À la tête de l'Anru depuis novembre 2014, François Pupponi œuvre auprès d'acteurs publics et privés pour redonner un second souffle aux zones urbaines les plus défavorisées du territoire français.

Décideurs. L'Anru existe maintenant depuis près de douze ans. Comment envisagez-vous votre mission ?

François Pupponi. Mon rôle est à la fois celui d’un facilitateur et d’un instigateur d’actions fortes, notamment dans les domaines de l’habitat social. Ma première priorité consiste à poursuivre notre action dans les territoires historiques de la politique de la ville et à bien achever tout ce qui a été entrepris depuis la création de l’Anru, il y a maintenant douze ans, en faveur de la transformation profonde du cadre de vie des habitants.

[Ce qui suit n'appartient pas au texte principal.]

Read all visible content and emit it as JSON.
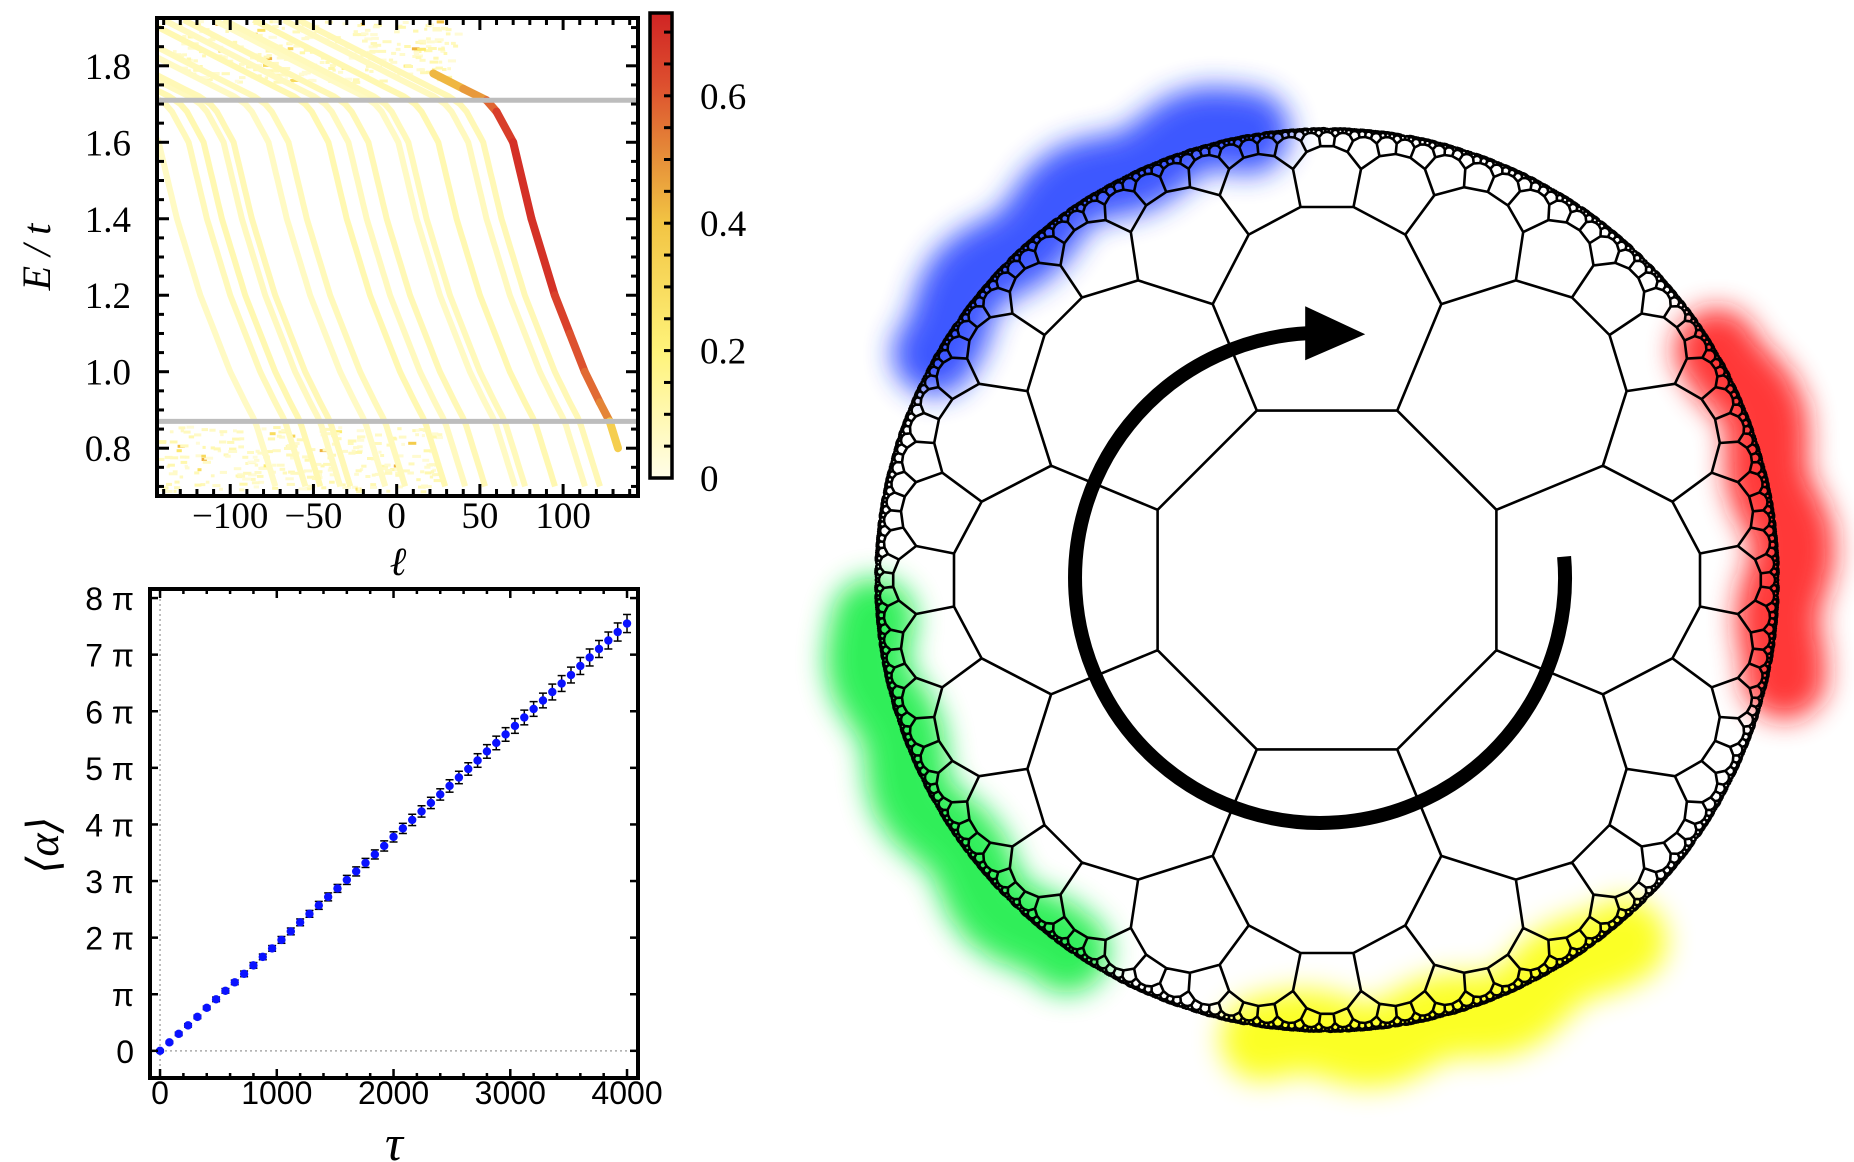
{
  "chart_data": [
    {
      "type": "heatmap",
      "xlabel": "ℓ",
      "ylabel": "E / t",
      "xlim": [
        -144,
        145
      ],
      "ylim": [
        0.675,
        1.925
      ],
      "xticks": [
        -100,
        -50,
        0,
        50,
        100
      ],
      "xticklabels": [
        "−100",
        "−50",
        "0",
        "50",
        "100"
      ],
      "yticks": [
        0.8,
        1.0,
        1.2,
        1.4,
        1.6,
        1.8
      ],
      "yticklabels": [
        "0.8",
        "1.0",
        "1.2",
        "1.4",
        "1.6",
        "1.8"
      ],
      "reference_lines_E": [
        0.87,
        1.71
      ],
      "reference_line_color": "#bdbdbd",
      "colorbar": {
        "range": [
          0,
          0.73
        ],
        "ticks": [
          0,
          0.2,
          0.4,
          0.6
        ],
        "ticklabels": [
          "0",
          "0.2",
          "0.4",
          "0.6"
        ],
        "colormap": [
          "#fffde8",
          "#fff37a",
          "#f2c443",
          "#e58a38",
          "#dd4e2e",
          "#d02424"
        ]
      },
      "dominant_branch": [
        {
          "l": 22,
          "E": 1.78,
          "value": 0.3
        },
        {
          "l": 40,
          "E": 1.74,
          "value": 0.35
        },
        {
          "l": 54,
          "E": 1.71,
          "value": 0.45
        },
        {
          "l": 60,
          "E": 1.68,
          "value": 0.6
        },
        {
          "l": 70,
          "E": 1.6,
          "value": 0.68
        },
        {
          "l": 81,
          "E": 1.4,
          "value": 0.7
        },
        {
          "l": 95,
          "E": 1.2,
          "value": 0.66
        },
        {
          "l": 104,
          "E": 1.1,
          "value": 0.6
        },
        {
          "l": 113,
          "E": 1.0,
          "value": 0.55
        },
        {
          "l": 122,
          "E": 0.92,
          "value": 0.48
        },
        {
          "l": 128,
          "E": 0.87,
          "value": 0.42
        },
        {
          "l": 133,
          "E": 0.8,
          "value": 0.1
        }
      ],
      "faint_branches": {
        "E": 1.3,
        "l": [
          -125,
          -107,
          -98,
          -86,
          -80,
          -59,
          -47,
          -23,
          -11,
          1,
          19,
          25,
          43,
          61,
          70
        ],
        "value": 0.06
      }
    },
    {
      "type": "scatter",
      "xlabel": "τ",
      "ylabel": "⟨α⟩",
      "xlim": [
        -86,
        4094
      ],
      "ylim_in_pi": [
        -0.48,
        8.16
      ],
      "xticks": [
        0,
        1000,
        2000,
        3000,
        4000
      ],
      "xticklabels": [
        "0",
        "1000",
        "2000",
        "3000",
        "4000"
      ],
      "yticks_in_pi": [
        0,
        1,
        2,
        3,
        4,
        5,
        6,
        7,
        8
      ],
      "yticklabels": [
        "0",
        "π",
        "2 π",
        "3 π",
        "4 π",
        "5 π",
        "6 π",
        "7 π",
        "8 π"
      ],
      "point_color": "#0a12ff",
      "errorbar_color": "#000000",
      "reference_lines": {
        "x": 0,
        "y": 0
      },
      "series": [
        {
          "tau": [
            0,
            80,
            160,
            240,
            320,
            400,
            480,
            560,
            640,
            720,
            800,
            880,
            960,
            1040,
            1120,
            1200,
            1280,
            1360,
            1440,
            1520,
            1600,
            1680,
            1760,
            1840,
            1920,
            2000,
            2080,
            2160,
            2240,
            2320,
            2400,
            2480,
            2560,
            2640,
            2720,
            2800,
            2880,
            2960,
            3040,
            3120,
            3200,
            3280,
            3360,
            3440,
            3520,
            3600,
            3680,
            3760,
            3840,
            3920,
            4000
          ],
          "alpha_over_pi": [
            0,
            0.15,
            0.3,
            0.45,
            0.6,
            0.76,
            0.91,
            1.06,
            1.21,
            1.36,
            1.51,
            1.66,
            1.81,
            1.96,
            2.11,
            2.27,
            2.42,
            2.57,
            2.72,
            2.87,
            3.02,
            3.17,
            3.32,
            3.47,
            3.62,
            3.78,
            3.93,
            4.08,
            4.23,
            4.38,
            4.53,
            4.68,
            4.83,
            4.98,
            5.13,
            5.29,
            5.44,
            5.59,
            5.74,
            5.89,
            6.04,
            6.19,
            6.34,
            6.49,
            6.64,
            6.8,
            6.95,
            7.1,
            7.25,
            7.4,
            7.55
          ],
          "error_over_pi": [
            0.02,
            0.02,
            0.03,
            0.03,
            0.03,
            0.03,
            0.04,
            0.04,
            0.04,
            0.05,
            0.05,
            0.05,
            0.05,
            0.06,
            0.06,
            0.06,
            0.06,
            0.07,
            0.07,
            0.07,
            0.08,
            0.08,
            0.08,
            0.08,
            0.09,
            0.09,
            0.09,
            0.1,
            0.1,
            0.1,
            0.1,
            0.11,
            0.11,
            0.11,
            0.12,
            0.12,
            0.12,
            0.12,
            0.13,
            0.13,
            0.13,
            0.13,
            0.14,
            0.14,
            0.14,
            0.15,
            0.15,
            0.15,
            0.15,
            0.16,
            0.16
          ]
        }
      ]
    }
  ],
  "diagram": {
    "edge_color": "#000000",
    "arrow_color": "#000000",
    "blob_colors": {
      "blue": "#1b3bff",
      "red": "#ff1414",
      "green": "#10ec3c",
      "yellow": "#fbff00"
    }
  }
}
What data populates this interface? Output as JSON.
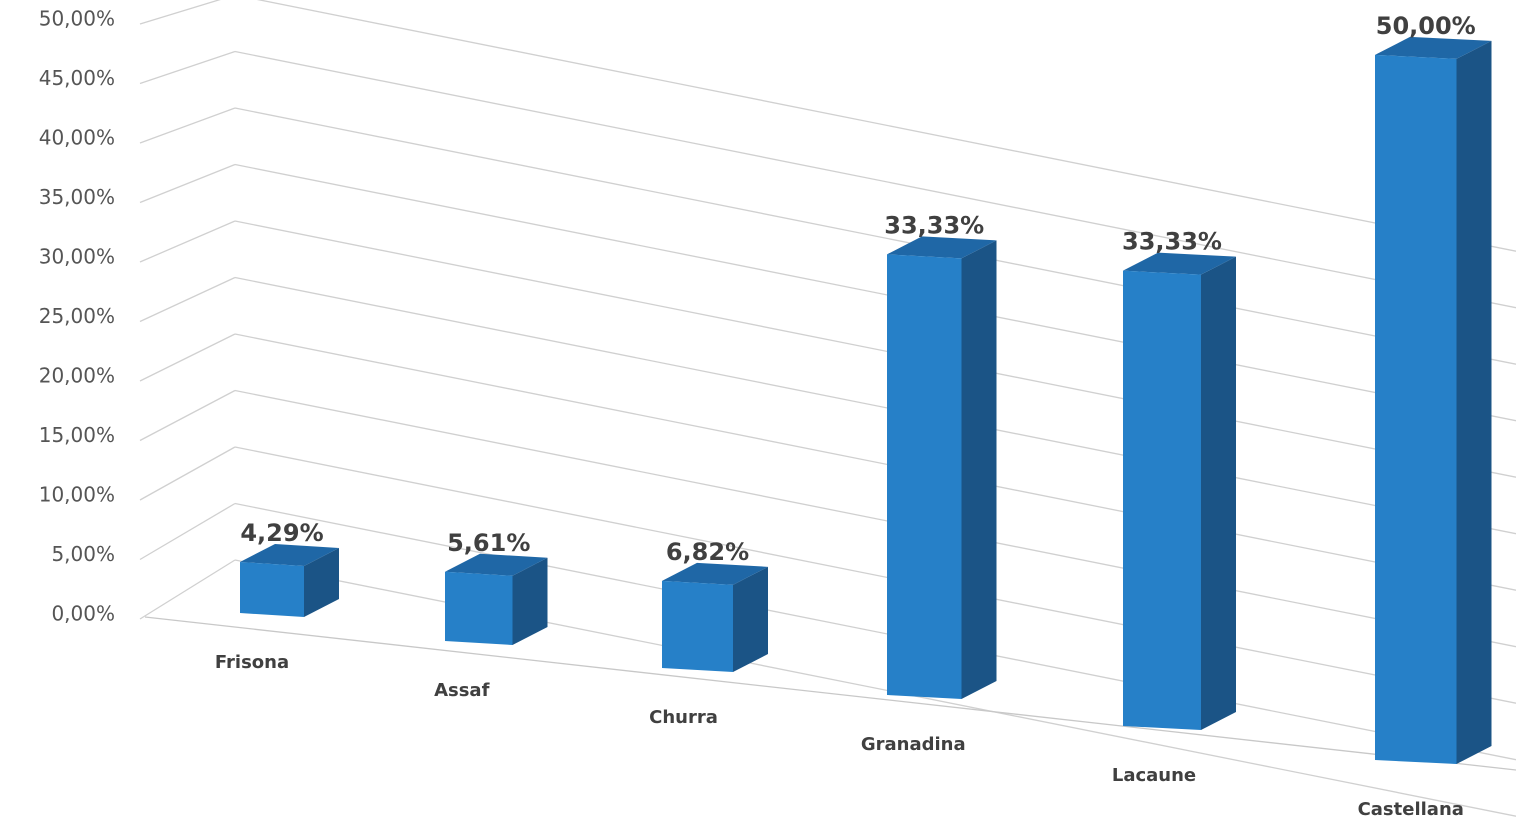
{
  "chart_data": {
    "type": "bar3d",
    "categories": [
      "Frisona",
      "Assaf",
      "Churra",
      "Granadina",
      "Lacaune",
      "Castellana"
    ],
    "values": [
      4.29,
      5.61,
      6.82,
      33.33,
      33.33,
      50
    ],
    "value_labels": [
      "4,29%",
      "5,61%",
      "6,82%",
      "33,33%",
      "33,33%",
      "50,00%"
    ],
    "color": "#2680c8",
    "ylim": [
      0,
      50
    ],
    "yticks": [
      {
        "value": 0,
        "label": "0,00%"
      },
      {
        "value": 5,
        "label": "5,00%"
      },
      {
        "value": 10,
        "label": "10,00%"
      },
      {
        "value": 15,
        "label": "15,00%"
      },
      {
        "value": 20,
        "label": "20,00%"
      },
      {
        "value": 25,
        "label": "25,00%"
      },
      {
        "value": 30,
        "label": "30,00%"
      },
      {
        "value": 35,
        "label": "35,00%"
      },
      {
        "value": 40,
        "label": "40,00%"
      },
      {
        "value": 45,
        "label": "45,00%"
      },
      {
        "value": 50,
        "label": "50,00%"
      }
    ],
    "grid": true
  }
}
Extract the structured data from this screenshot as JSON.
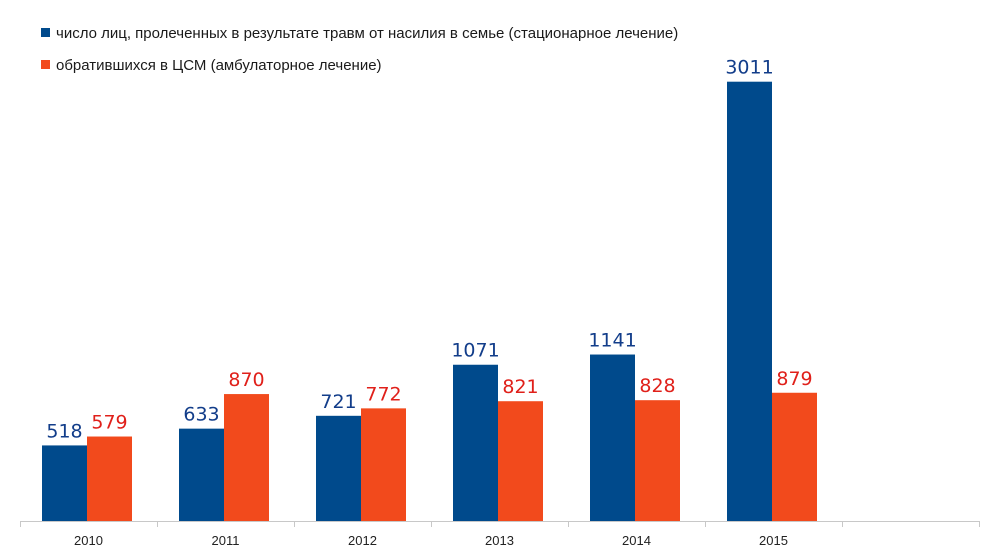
{
  "chart_data": {
    "type": "bar",
    "categories": [
      "2010",
      "2011",
      "2012",
      "2013",
      "2014",
      "2015"
    ],
    "series": [
      {
        "name": "число лиц, пролеченных в результате травм от насилия в семье (стационарное лечение)",
        "color": "#004a8c",
        "label_color": "#123d8a",
        "values": [
          518,
          633,
          721,
          1071,
          1141,
          3011
        ]
      },
      {
        "name": "обратившихся в ЦСМ (амбулаторное лечение)",
        "color": "#f24a1c",
        "label_color": "#e0201a",
        "values": [
          579,
          870,
          772,
          821,
          828,
          879
        ]
      }
    ],
    "data_labels": true,
    "legend_position": "top-left",
    "grid": false
  }
}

Ma deuxième priorité porte sur le fait de favoriser l’installation dans les quartiers populaires de familles de niveau social plus élevé mais surtout et avant tout de populations salariées. Il est indispensable de nous mobiliser pour éviter que ces territoires continuent à se paupériser. Et surtout, il faut parvenir à mettre en œuvre une véritable politique de peuplement, principale garante de la cohésion et de l’équilibre des territoires. C’est la clé pour améliorer la mixité sociale et changer l’image de ces quartiers. Cela nécessitera que bailleurs, élus et services de l’État gèrent ensemble les attributions de logements.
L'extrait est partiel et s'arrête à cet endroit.